Über 1000 Menschen, vor allem Frauen, arbeiten in der Fabrik Tazreen Fashions Limited, die zum Tuba Konzern gehört. Sein Besitzer, Mr. Delwar Hossain, besitzt 7 Fabriken, die für den US-amerikanischen und europäischen Markt produzieren. Neben Walmart, Ikea und Carrefour lassen auch das deutsche Unternehmen KiK und das holländische Unternehmen C&A in den Tuba Fabriken nähen.

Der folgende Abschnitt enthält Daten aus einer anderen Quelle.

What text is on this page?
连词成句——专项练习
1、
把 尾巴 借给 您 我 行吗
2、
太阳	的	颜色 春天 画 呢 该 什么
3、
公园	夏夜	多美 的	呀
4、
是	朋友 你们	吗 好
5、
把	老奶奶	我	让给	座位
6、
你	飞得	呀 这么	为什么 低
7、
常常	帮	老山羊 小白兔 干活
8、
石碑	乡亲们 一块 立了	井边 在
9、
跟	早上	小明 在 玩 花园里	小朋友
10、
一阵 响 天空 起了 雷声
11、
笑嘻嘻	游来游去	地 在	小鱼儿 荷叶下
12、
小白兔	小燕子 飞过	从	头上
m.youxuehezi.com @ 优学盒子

Laut Angaben der Regierung von Bangladesch starben in den Jahren 2006-2009 insgesamt 414 NäherInnen in den Flammen von Fabrikbränden. 2010 starben weitere 57 Menschen bei zwei Bränden in den Fabriken „That`s it“ und „Hameem“, 471 Tote gibt es demnach nun schon in Bangladesch zu beklagen.

Am 11. September waren über 300 Menschen in den Flammen einer Fabrik in Pakistan gestorben, bei der KiK der Haupteinkäufer war (siehe hierzu unsere Protestmail an KiK).

Immer wieder gibt es furchtbare Brände in den Fabriken, die aufgrund viel zu geringer Sicherheitsmaßnahmen geschehen. Elektrokabel hängen ungeschützt von der Decke herunter, Notausgänge sind verschlossen oder existieren nicht, Übungen zum Brandschutz finden nicht statt. Es ist dringend notwendig, das Brandrisiko endlich branchenweit zu bekämpfen. Deshalb haben PVH (Eigentümer von Tommy Hilfiger, Calvin Klein) und Tchibo als erste Unternehmen ein Brandschutzabkommen zusammen mit Gewerkschaften und Arbeitsrechtsorganisationen unterzeichnet, aber es fehlen weitere Unternehmen, die bereit sind es zu unterschreiben. H&M und Gap weigern sich (siehe hierzu die Kampagne der CCC: http://www.cleanclothes.org/urgent-actions/gap-appeal). Lidl und Metro wurden von der Kampagne für Saubere Kleidung aufgefordert, ebenfalls zu unterschreiben, eine Antwort steht noch aus.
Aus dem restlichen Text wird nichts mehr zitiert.